My intent was to express a level of gratitude to my supporters that reflected the energy I put into this journey. As part of the campaign process it was important to follow up with supporters as well as my online followers to ensure that the process did not end with my return home. Being transparent and maintaining the Never-Eat-Alone principles of engaging with people was essential. My commitment to social media had attracted interested teammates which I would continue to build with even after this campaign was complete. Attracting teammates and core active support and collaborators as a result of social-media engagement was a pivotal example of how contemporary communities are built.
At this point I had grown in my confidence in leadership and of managing innovative communities. This would be helpful as we moved forward with the final push. The creation process continued but it was time to devise the culminating moment of this entire process. In late December 2015 New Work—the production team that serendipitously formed around me—set a goal of having a culminating event on February 13th 2016. This would show the benefits of being able to first identify role model organizations that we could quickly mimic, give us enough time to complete the art pieces as well as to book, promote, and execute a successful event that honored the supporters of my GoFundMe Campaign.
The Gratitude Gallery
The culminating event was an opportunity to transform this process from an exercise in building my own habits and engagement online, into an experiment in using social media to keep people engaged in a way that would lead to mutual community support.
The Gratitude Gallery, was designed to be less of an art showroom and more of an intentional moment and space dedicated to filling guests with a sense of gratitude and collective purpose. In an age where creative communities struggle to find space for gathering. Events such as the Gratitude Gallery affect the dynamic of the community the way Sunday church service or special holidays might. Though the art, live music, and people were very much real and in-the-moment (so much so that I finished the night with no pictures of the night on my phone). It was our team’s ability to engage on social media in a way that made this story live, transparent, and easy to follow that brought people out. When it was time to actually promote for the event, it was a matter of focusing on those who have shown support along the way: hence the gallery designed for anyone who has ever shown love.
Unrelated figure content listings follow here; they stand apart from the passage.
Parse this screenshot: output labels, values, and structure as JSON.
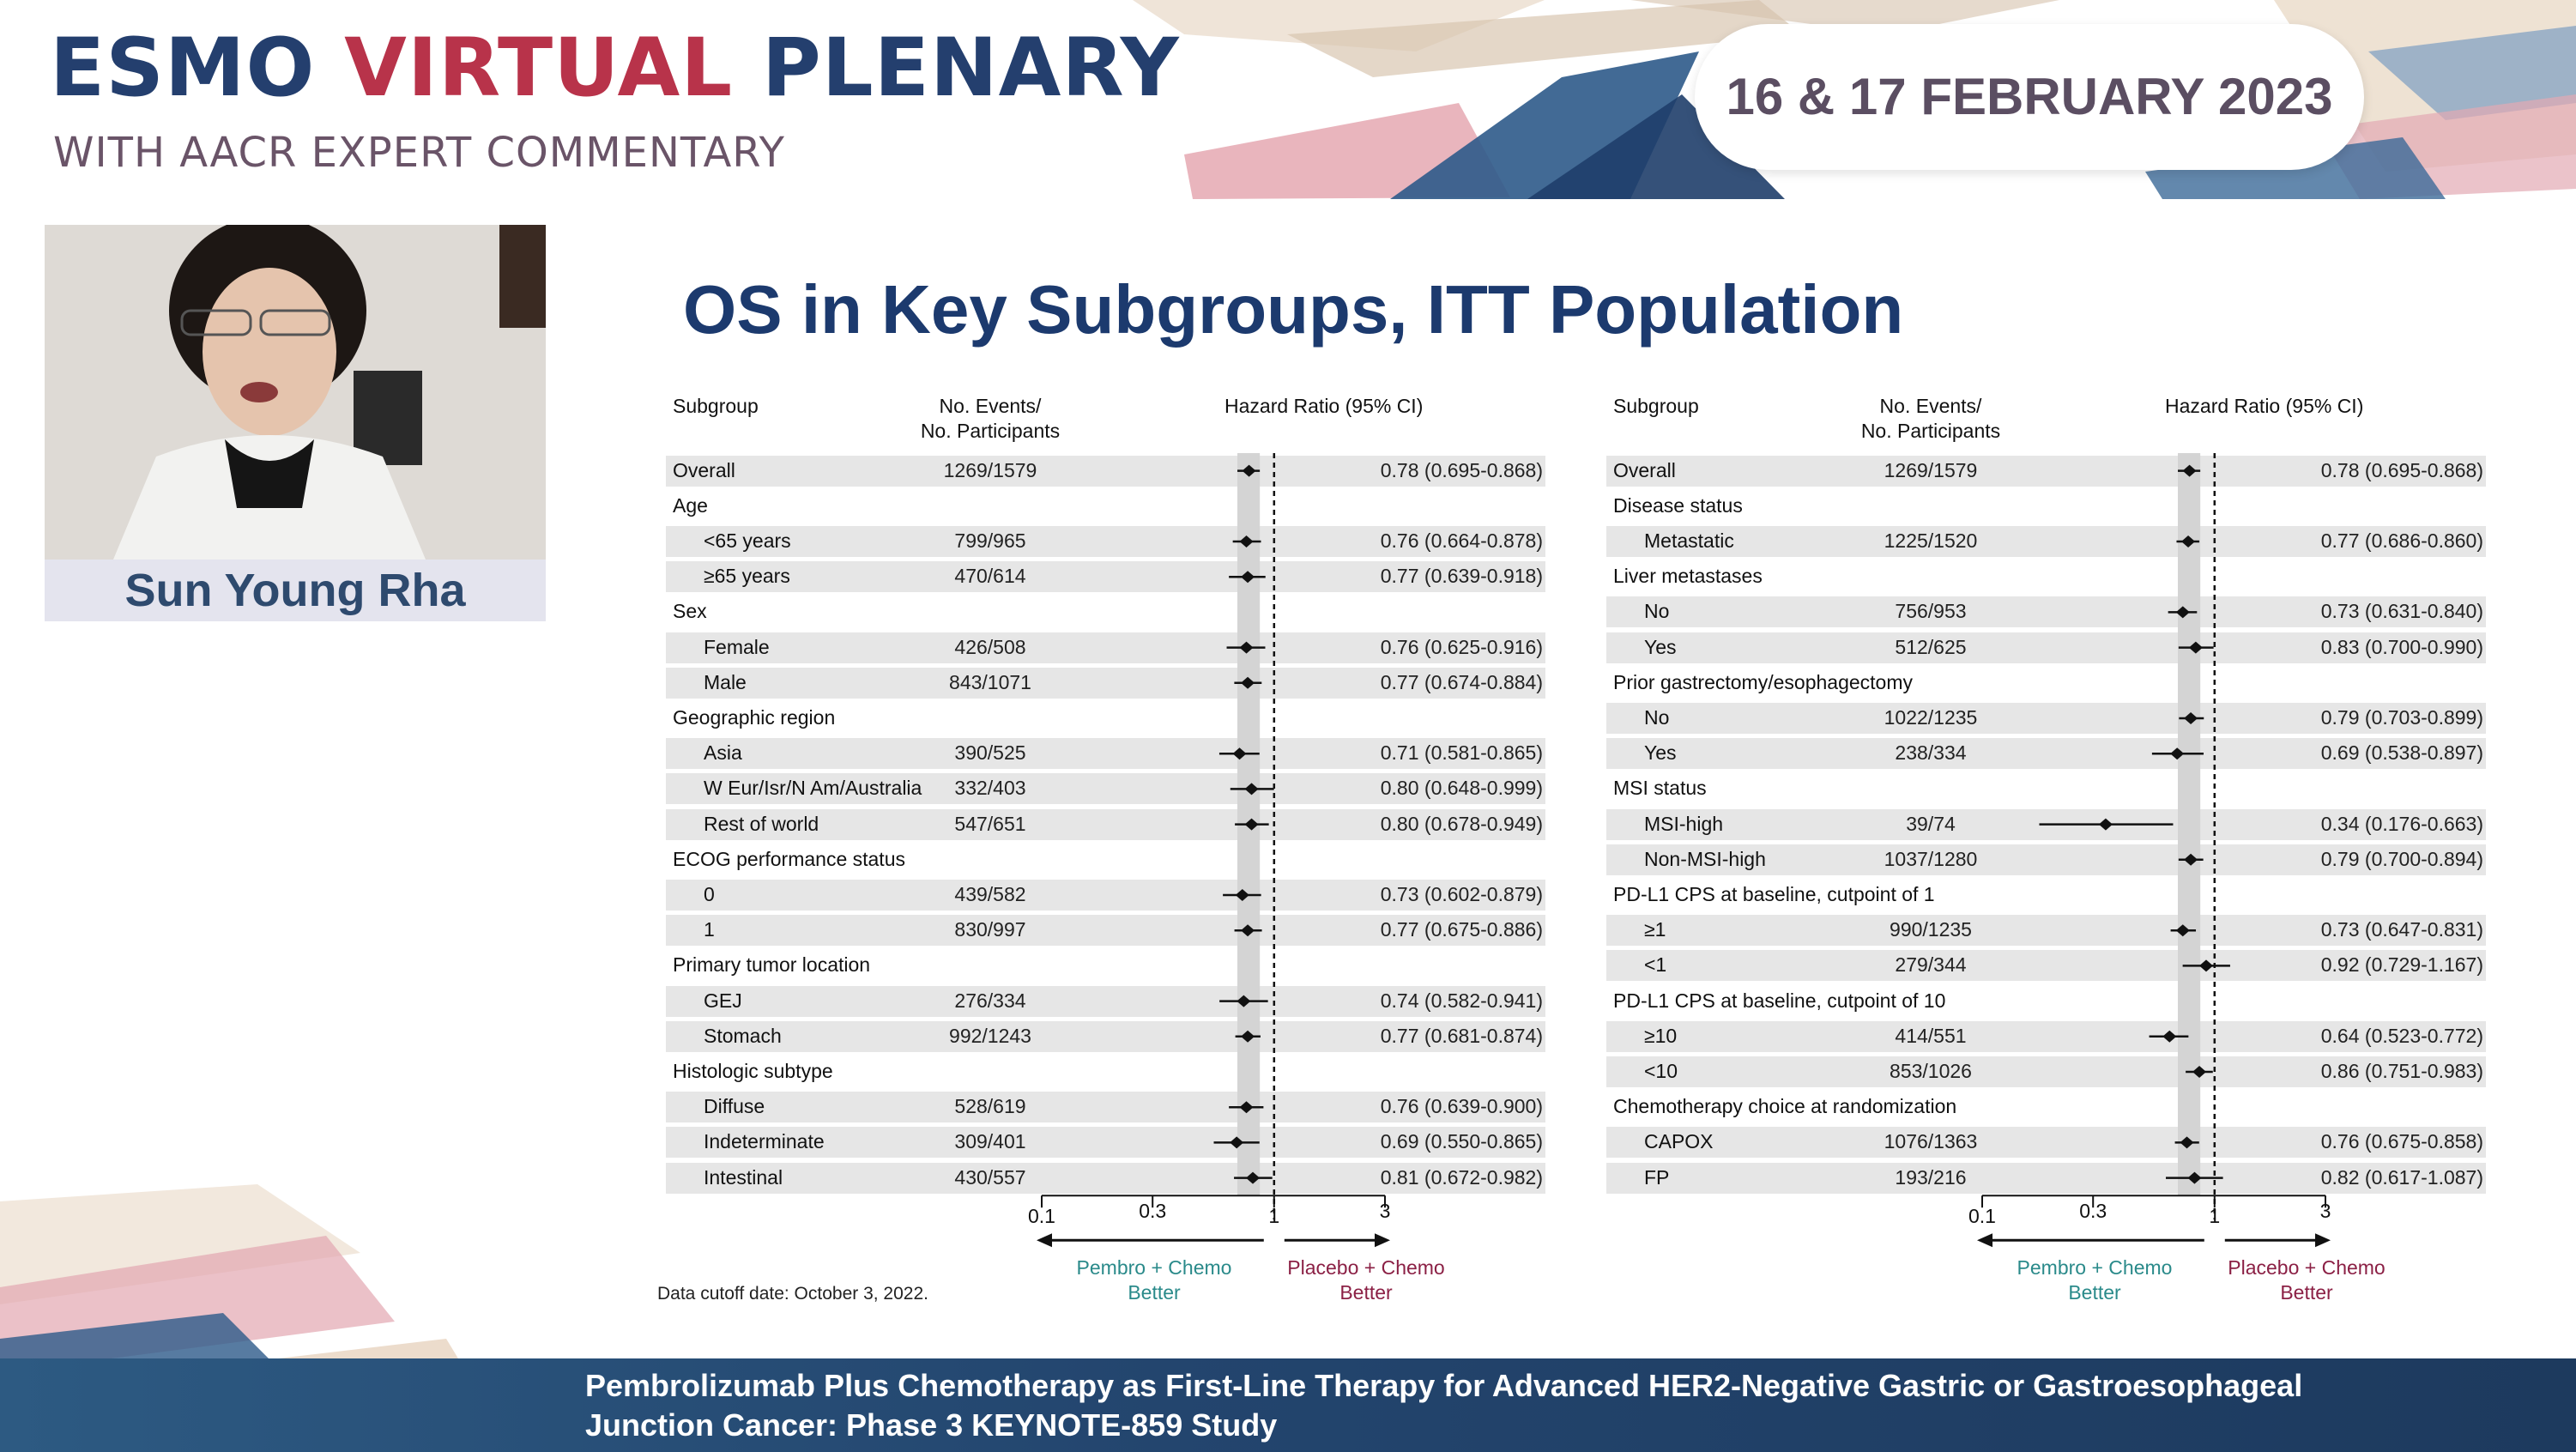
{
  "header": {
    "title_part1": "ESMO ",
    "title_part2": "VIRTUAL",
    "title_part3": " PLENARY",
    "subtitle": "WITH AACR EXPERT COMMENTARY",
    "date": "16 & 17 FEBRUARY 2023"
  },
  "speaker": {
    "name": "Sun Young Rha"
  },
  "slide": {
    "title": "OS in Key Subgroups, ITT Population",
    "data_cutoff": "Data cutoff date: October 3, 2022."
  },
  "footer": {
    "line1": "Pembrolizumab Plus Chemotherapy as First-Line Therapy for Advanced HER2-Negative Gastric or Gastroesophageal",
    "line2": "Junction Cancer: Phase 3 KEYNOTE-859 Study"
  },
  "colors": {
    "navy": "#1c3a6e",
    "red": "#b8334a",
    "teal": "#2a8a8a",
    "maroon": "#8b2045",
    "stripe": "#e6e6e6"
  },
  "chart_data": [
    {
      "type": "forest",
      "columns": {
        "subgroup": "Subgroup",
        "events_line1": "No. Events/",
        "events_line2": "No. Participants",
        "hr": "Hazard Ratio (95% CI)"
      },
      "x_axis": {
        "scale": "log",
        "ticks": [
          "0.1",
          "0.3",
          "1",
          "3"
        ],
        "xlim": [
          0.1,
          3
        ],
        "reference_line": 1,
        "overall_hr": 0.78
      },
      "left_label_line1": "Pembro + Chemo",
      "left_label_line2": "Better",
      "right_label_line1": "Placebo + Chemo",
      "right_label_line2": "Better",
      "rows": [
        {
          "label": "Overall",
          "header": false,
          "indent": false,
          "events": "1269/1579",
          "hr": 0.78,
          "lo": 0.695,
          "hi": 0.868,
          "ci_text": "0.78 (0.695-0.868)"
        },
        {
          "label": "Age",
          "header": true
        },
        {
          "label": "<65 years",
          "indent": true,
          "events": "799/965",
          "hr": 0.76,
          "lo": 0.664,
          "hi": 0.878,
          "ci_text": "0.76 (0.664-0.878)"
        },
        {
          "label": "≥65 years",
          "indent": true,
          "events": "470/614",
          "hr": 0.77,
          "lo": 0.639,
          "hi": 0.918,
          "ci_text": "0.77 (0.639-0.918)"
        },
        {
          "label": "Sex",
          "header": true
        },
        {
          "label": "Female",
          "indent": true,
          "events": "426/508",
          "hr": 0.76,
          "lo": 0.625,
          "hi": 0.916,
          "ci_text": "0.76 (0.625-0.916)"
        },
        {
          "label": "Male",
          "indent": true,
          "events": "843/1071",
          "hr": 0.77,
          "lo": 0.674,
          "hi": 0.884,
          "ci_text": "0.77 (0.674-0.884)"
        },
        {
          "label": "Geographic region",
          "header": true
        },
        {
          "label": "Asia",
          "indent": true,
          "events": "390/525",
          "hr": 0.71,
          "lo": 0.581,
          "hi": 0.865,
          "ci_text": "0.71 (0.581-0.865)"
        },
        {
          "label": "W Eur/Isr/N Am/Australia",
          "indent": true,
          "events": "332/403",
          "hr": 0.8,
          "lo": 0.648,
          "hi": 0.999,
          "ci_text": "0.80 (0.648-0.999)"
        },
        {
          "label": "Rest of world",
          "indent": true,
          "events": "547/651",
          "hr": 0.8,
          "lo": 0.678,
          "hi": 0.949,
          "ci_text": "0.80 (0.678-0.949)"
        },
        {
          "label": "ECOG performance status",
          "header": true
        },
        {
          "label": "0",
          "indent": true,
          "events": "439/582",
          "hr": 0.73,
          "lo": 0.602,
          "hi": 0.879,
          "ci_text": "0.73 (0.602-0.879)"
        },
        {
          "label": "1",
          "indent": true,
          "events": "830/997",
          "hr": 0.77,
          "lo": 0.675,
          "hi": 0.886,
          "ci_text": "0.77 (0.675-0.886)"
        },
        {
          "label": "Primary tumor location",
          "header": true
        },
        {
          "label": "GEJ",
          "indent": true,
          "events": "276/334",
          "hr": 0.74,
          "lo": 0.582,
          "hi": 0.941,
          "ci_text": "0.74 (0.582-0.941)"
        },
        {
          "label": "Stomach",
          "indent": true,
          "events": "992/1243",
          "hr": 0.77,
          "lo": 0.681,
          "hi": 0.874,
          "ci_text": "0.77 (0.681-0.874)"
        },
        {
          "label": "Histologic subtype",
          "header": true
        },
        {
          "label": "Diffuse",
          "indent": true,
          "events": "528/619",
          "hr": 0.76,
          "lo": 0.639,
          "hi": 0.9,
          "ci_text": "0.76 (0.639-0.900)"
        },
        {
          "label": "Indeterminate",
          "indent": true,
          "events": "309/401",
          "hr": 0.69,
          "lo": 0.55,
          "hi": 0.865,
          "ci_text": "0.69 (0.550-0.865)"
        },
        {
          "label": "Intestinal",
          "indent": true,
          "events": "430/557",
          "hr": 0.81,
          "lo": 0.672,
          "hi": 0.982,
          "ci_text": "0.81 (0.672-0.982)"
        }
      ]
    },
    {
      "type": "forest",
      "columns": {
        "subgroup": "Subgroup",
        "events_line1": "No. Events/",
        "events_line2": "No. Participants",
        "hr": "Hazard Ratio (95% CI)"
      },
      "x_axis": {
        "scale": "log",
        "ticks": [
          "0.1",
          "0.3",
          "1",
          "3"
        ],
        "xlim": [
          0.1,
          3
        ],
        "reference_line": 1,
        "overall_hr": 0.78
      },
      "left_label_line1": "Pembro + Chemo",
      "left_label_line2": "Better",
      "right_label_line1": "Placebo + Chemo",
      "right_label_line2": "Better",
      "rows": [
        {
          "label": "Overall",
          "events": "1269/1579",
          "hr": 0.78,
          "lo": 0.695,
          "hi": 0.868,
          "ci_text": "0.78 (0.695-0.868)"
        },
        {
          "label": "Disease status",
          "header": true
        },
        {
          "label": "Metastatic",
          "indent": true,
          "events": "1225/1520",
          "hr": 0.77,
          "lo": 0.686,
          "hi": 0.86,
          "ci_text": "0.77 (0.686-0.860)"
        },
        {
          "label": "Liver metastases",
          "header": true
        },
        {
          "label": "No",
          "indent": true,
          "events": "756/953",
          "hr": 0.73,
          "lo": 0.631,
          "hi": 0.84,
          "ci_text": "0.73 (0.631-0.840)"
        },
        {
          "label": "Yes",
          "indent": true,
          "events": "512/625",
          "hr": 0.83,
          "lo": 0.7,
          "hi": 0.99,
          "ci_text": "0.83 (0.700-0.990)"
        },
        {
          "label": "Prior gastrectomy/esophagectomy",
          "header": true
        },
        {
          "label": "No",
          "indent": true,
          "events": "1022/1235",
          "hr": 0.79,
          "lo": 0.703,
          "hi": 0.899,
          "ci_text": "0.79 (0.703-0.899)"
        },
        {
          "label": "Yes",
          "indent": true,
          "events": "238/334",
          "hr": 0.69,
          "lo": 0.538,
          "hi": 0.897,
          "ci_text": "0.69 (0.538-0.897)"
        },
        {
          "label": "MSI status",
          "header": true
        },
        {
          "label": "MSI-high",
          "indent": true,
          "events": "39/74",
          "hr": 0.34,
          "lo": 0.176,
          "hi": 0.663,
          "ci_text": "0.34 (0.176-0.663)"
        },
        {
          "label": "Non-MSI-high",
          "indent": true,
          "events": "1037/1280",
          "hr": 0.79,
          "lo": 0.7,
          "hi": 0.894,
          "ci_text": "0.79 (0.700-0.894)"
        },
        {
          "label": "PD-L1 CPS at baseline, cutpoint of 1",
          "header": true
        },
        {
          "label": "≥1",
          "indent": true,
          "events": "990/1235",
          "hr": 0.73,
          "lo": 0.647,
          "hi": 0.831,
          "ci_text": "0.73 (0.647-0.831)"
        },
        {
          "label": "<1",
          "indent": true,
          "events": "279/344",
          "hr": 0.92,
          "lo": 0.729,
          "hi": 1.167,
          "ci_text": "0.92 (0.729-1.167)"
        },
        {
          "label": "PD-L1 CPS at baseline, cutpoint of 10",
          "header": true
        },
        {
          "label": "≥10",
          "indent": true,
          "events": "414/551",
          "hr": 0.64,
          "lo": 0.523,
          "hi": 0.772,
          "ci_text": "0.64 (0.523-0.772)"
        },
        {
          "label": "<10",
          "indent": true,
          "events": "853/1026",
          "hr": 0.86,
          "lo": 0.751,
          "hi": 0.983,
          "ci_text": "0.86 (0.751-0.983)"
        },
        {
          "label": "Chemotherapy choice at randomization",
          "header": true
        },
        {
          "label": "CAPOX",
          "indent": true,
          "events": "1076/1363",
          "hr": 0.76,
          "lo": 0.675,
          "hi": 0.858,
          "ci_text": "0.76 (0.675-0.858)"
        },
        {
          "label": "FP",
          "indent": true,
          "events": "193/216",
          "hr": 0.82,
          "lo": 0.617,
          "hi": 1.087,
          "ci_text": "0.82 (0.617-1.087)"
        }
      ]
    }
  ]
}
Though most of the art exhibited was my own, it was important for me to also highlight work, and create exposure opportunities for some of my most supportive friends. This brought several creative and highly ambitious people into the same room, to build their own connections and further this feeling of strength in numbers. The night was an opportunity to rekindle friendships that are over twenty-years-old, and to meet new people who are ready to come together to work and continue to do work. Moments like these have the opportunity to even strengthen teams and friends that see each other frequently. It is all about the intent in the situation, as expressing gratitude will always bring people closer.
The evening closed with over eighty guests on the coldest night of the year, on the Saturday of Valentine's Day weekend. The majority of our guests had never been to an art show in Queens. Yet, we brought in a crowd that represented four of the five boroughs, and it mostly engaged and inspired opportunity to a young and bubbling creative community.
Though the trip came and went, now I get to relive the intricate moments of the entire process as I deliver the gifts to supporters and I finally get to see and feel the reaction and connection between the piece, the adventure, and the people that made it possible. While personal connection and space for interaction were essential to this process, it was my growing understanding of engaging digitally that proved to be both the contemporary difference-maker in building resilient communities as well as an essential tool for storytelling.